Rate Limiting & Safety
Crawling Limits and Safety
Moltext is designed to ingest large documentation sites while maintaining respect for the target host's resources and your own API quotas. By default, the tool includes several safeguards to prevent runaway processes and excessive consumption.
Managing Crawl Depth
To prevent Moltext from attempting to crawl an entire domain or getting stuck in infinite link loops, use the --limit flag.
- Flag:
-l, --limit <number> - Default:
100pages - Behavior: Once the crawler identifies and parses the specified number of unique pages, it stops discovery and begins the normalization process.
# Limit the crawl to the first 20 pages for a quick summary
moltext https://docs.example.com --limit 20
Domain Isolation
The crawler is strictly locked to the hostname of the initial URL provided.
- Internal Links: Only links belonging to the same domain (e.g.,
docs.example.com) are added to the queue. - External Links: Links pointing to GitHub, Twitter, or other external domains are ignored during the discovery phase to ensure the resulting
context.mdremains focused on the specific tool or library.

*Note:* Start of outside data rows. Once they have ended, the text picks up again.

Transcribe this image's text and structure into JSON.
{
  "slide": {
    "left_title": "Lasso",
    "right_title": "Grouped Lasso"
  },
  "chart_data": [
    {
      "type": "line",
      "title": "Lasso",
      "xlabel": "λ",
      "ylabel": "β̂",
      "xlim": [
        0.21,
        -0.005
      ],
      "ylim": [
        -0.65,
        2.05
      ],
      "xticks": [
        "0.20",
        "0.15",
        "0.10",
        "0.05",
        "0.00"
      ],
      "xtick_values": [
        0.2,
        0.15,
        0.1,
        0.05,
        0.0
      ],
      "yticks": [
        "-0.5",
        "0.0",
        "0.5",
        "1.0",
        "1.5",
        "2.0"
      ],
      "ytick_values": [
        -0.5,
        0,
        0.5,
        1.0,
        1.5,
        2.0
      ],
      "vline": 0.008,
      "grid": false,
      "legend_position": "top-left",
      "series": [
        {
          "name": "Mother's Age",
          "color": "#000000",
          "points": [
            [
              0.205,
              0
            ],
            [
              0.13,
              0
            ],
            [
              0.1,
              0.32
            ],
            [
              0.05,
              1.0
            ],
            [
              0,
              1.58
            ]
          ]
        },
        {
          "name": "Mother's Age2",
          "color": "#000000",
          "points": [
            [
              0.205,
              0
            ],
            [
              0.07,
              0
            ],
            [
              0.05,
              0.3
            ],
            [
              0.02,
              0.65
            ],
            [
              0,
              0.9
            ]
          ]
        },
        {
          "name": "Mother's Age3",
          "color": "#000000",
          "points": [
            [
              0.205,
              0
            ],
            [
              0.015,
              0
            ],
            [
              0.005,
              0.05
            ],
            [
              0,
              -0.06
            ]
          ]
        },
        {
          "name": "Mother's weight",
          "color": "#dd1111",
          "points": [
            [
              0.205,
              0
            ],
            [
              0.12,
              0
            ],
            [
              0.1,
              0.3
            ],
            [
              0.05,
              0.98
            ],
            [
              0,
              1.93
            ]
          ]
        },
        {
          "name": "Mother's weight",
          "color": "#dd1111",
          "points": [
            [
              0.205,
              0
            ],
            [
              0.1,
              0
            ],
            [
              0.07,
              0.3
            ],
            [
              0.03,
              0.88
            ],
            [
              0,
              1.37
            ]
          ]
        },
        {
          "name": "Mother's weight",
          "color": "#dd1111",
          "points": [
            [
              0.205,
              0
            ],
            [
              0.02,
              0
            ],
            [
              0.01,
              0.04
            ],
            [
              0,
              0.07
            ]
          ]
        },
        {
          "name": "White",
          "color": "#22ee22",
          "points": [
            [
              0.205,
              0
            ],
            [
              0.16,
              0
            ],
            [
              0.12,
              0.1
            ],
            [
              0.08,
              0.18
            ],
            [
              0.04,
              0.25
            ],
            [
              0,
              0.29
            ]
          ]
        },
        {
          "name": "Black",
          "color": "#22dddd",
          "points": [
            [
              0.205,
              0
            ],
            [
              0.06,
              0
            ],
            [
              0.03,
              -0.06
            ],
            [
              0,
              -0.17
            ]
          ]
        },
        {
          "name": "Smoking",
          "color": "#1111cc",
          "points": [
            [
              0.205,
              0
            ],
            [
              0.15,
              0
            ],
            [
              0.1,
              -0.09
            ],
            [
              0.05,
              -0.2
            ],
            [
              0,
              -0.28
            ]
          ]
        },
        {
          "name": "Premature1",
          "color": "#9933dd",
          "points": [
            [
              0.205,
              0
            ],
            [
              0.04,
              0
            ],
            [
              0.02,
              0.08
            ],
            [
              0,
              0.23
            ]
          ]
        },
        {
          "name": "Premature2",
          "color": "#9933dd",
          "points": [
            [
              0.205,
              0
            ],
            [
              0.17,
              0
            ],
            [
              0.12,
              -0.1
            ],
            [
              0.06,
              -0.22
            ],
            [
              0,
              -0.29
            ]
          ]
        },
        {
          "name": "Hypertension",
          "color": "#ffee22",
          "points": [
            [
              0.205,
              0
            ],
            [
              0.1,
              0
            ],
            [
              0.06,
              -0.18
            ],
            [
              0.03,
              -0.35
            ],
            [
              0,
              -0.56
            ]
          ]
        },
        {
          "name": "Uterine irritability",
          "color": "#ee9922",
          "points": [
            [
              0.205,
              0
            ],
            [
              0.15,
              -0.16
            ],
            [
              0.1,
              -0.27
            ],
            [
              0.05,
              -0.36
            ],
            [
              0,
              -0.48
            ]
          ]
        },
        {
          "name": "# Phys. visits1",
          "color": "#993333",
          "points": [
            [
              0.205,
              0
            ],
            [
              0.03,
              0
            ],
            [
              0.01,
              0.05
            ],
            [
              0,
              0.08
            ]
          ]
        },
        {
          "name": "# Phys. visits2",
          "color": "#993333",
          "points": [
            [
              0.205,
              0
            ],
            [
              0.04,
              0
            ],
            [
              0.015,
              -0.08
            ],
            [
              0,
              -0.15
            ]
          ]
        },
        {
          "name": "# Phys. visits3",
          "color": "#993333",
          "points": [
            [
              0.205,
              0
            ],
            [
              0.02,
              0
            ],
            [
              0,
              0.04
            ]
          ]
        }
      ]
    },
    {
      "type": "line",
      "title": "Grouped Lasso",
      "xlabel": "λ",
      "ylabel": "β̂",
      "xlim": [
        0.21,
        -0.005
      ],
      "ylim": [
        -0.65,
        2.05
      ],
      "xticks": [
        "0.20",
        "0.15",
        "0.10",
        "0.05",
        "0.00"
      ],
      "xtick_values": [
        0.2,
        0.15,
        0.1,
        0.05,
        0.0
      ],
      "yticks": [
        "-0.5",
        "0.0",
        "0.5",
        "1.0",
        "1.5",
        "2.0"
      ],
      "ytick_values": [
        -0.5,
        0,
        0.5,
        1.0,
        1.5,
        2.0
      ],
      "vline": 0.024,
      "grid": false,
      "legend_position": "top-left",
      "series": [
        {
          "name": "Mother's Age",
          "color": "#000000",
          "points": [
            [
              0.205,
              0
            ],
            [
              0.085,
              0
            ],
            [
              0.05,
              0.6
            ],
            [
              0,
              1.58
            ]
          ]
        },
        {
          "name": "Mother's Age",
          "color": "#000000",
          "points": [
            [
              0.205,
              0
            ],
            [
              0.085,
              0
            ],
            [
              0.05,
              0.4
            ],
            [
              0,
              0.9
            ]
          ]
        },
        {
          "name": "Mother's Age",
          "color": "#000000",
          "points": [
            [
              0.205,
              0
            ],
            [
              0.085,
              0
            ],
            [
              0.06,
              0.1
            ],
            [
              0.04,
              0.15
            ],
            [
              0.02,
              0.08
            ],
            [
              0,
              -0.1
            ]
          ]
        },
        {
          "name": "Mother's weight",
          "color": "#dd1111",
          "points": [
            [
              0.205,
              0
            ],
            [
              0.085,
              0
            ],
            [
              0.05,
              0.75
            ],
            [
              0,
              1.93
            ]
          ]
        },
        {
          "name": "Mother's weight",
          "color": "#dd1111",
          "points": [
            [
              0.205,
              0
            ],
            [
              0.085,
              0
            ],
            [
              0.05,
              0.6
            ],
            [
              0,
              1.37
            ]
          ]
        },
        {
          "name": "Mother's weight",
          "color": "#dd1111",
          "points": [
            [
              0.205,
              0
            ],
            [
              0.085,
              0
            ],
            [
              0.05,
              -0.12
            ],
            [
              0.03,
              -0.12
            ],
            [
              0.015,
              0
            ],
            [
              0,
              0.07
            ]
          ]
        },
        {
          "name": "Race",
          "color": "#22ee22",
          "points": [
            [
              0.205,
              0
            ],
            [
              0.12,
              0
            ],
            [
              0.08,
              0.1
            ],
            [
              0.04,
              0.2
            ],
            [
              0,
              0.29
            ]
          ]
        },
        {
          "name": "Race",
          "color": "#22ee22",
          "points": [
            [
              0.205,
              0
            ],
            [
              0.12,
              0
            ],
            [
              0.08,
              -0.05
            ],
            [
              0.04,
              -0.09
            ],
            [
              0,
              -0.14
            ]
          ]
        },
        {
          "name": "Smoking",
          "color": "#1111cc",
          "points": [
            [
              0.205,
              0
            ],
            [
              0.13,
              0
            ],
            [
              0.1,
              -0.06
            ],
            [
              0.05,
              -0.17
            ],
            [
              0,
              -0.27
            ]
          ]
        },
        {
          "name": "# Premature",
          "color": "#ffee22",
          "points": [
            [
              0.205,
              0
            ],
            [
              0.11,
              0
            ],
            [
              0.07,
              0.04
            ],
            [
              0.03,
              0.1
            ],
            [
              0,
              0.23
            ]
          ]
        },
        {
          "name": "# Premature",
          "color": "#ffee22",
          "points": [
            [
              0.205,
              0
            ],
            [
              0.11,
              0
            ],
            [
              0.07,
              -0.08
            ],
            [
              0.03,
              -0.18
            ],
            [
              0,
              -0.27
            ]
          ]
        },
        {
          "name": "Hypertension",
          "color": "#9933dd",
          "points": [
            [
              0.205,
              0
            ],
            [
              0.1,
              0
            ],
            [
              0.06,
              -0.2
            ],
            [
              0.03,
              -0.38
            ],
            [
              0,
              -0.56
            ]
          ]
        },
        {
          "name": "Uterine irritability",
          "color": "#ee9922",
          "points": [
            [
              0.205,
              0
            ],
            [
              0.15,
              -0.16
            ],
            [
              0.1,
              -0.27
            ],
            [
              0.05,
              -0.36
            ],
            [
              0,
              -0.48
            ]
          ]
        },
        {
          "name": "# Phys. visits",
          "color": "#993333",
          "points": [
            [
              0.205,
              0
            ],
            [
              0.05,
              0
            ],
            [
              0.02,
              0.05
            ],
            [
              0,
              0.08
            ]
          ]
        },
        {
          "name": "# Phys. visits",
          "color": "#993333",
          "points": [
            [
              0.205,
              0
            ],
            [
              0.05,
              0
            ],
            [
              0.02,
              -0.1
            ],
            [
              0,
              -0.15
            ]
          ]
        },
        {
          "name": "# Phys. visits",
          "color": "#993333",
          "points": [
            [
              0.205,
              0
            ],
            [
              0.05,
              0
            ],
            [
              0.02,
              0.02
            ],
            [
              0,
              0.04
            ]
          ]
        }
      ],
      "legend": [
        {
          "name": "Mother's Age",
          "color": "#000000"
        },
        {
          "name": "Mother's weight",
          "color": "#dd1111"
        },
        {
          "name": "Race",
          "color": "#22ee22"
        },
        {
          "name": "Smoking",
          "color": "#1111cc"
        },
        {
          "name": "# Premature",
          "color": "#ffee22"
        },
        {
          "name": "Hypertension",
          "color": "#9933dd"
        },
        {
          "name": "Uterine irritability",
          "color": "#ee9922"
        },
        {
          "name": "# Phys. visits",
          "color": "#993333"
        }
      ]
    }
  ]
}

API Rate Limiting & Batching
When using LLM-enhanced mode (non-raw), Moltext manages requests to your inference provider (OpenAI or local) to avoid 429 Too Many Requests errors.
- Sequential Batching: Moltext processes pages in batches of 5 concurrent requests. This provides a balance between compilation speed and rate-limit safety.
- Raw Mode: To bypass LLM API consumption entirely, use the
--rawflag. This is recommended for massive documentation sets where you intend to perform your own chunking or vectorization later.
# Skip LLM processing to avoid API costs and rate limits
moltext https://docs.example.com --raw
Local Inference for Unlimited Processing
For high-volume ingestion without cost or rate-limit constraints, you can point Moltext to a local inference server (such as Ollama or LM Studio) using the --base-url option.
# Using a local Ollama instance (no API key required)
moltext https://docs.example.com --base-url http://localhost:11434/v1 --model llama3
Network Safety
- Timeouts: Each network request to the documentation source has a hard-coded timeout of 10,000ms (10 seconds). If a page fails to respond within this window, the crawler skips it and moves to the next item in the queue.
- User-Agent: Requests are identified by the User-Agent
Moltext/1.0, allowing site administrators to identify the traffic. - Content Filtering: Moltext only attempts to parse
text/htmlresources. Binary files, images, and PDFs are automatically ignored during the crawl.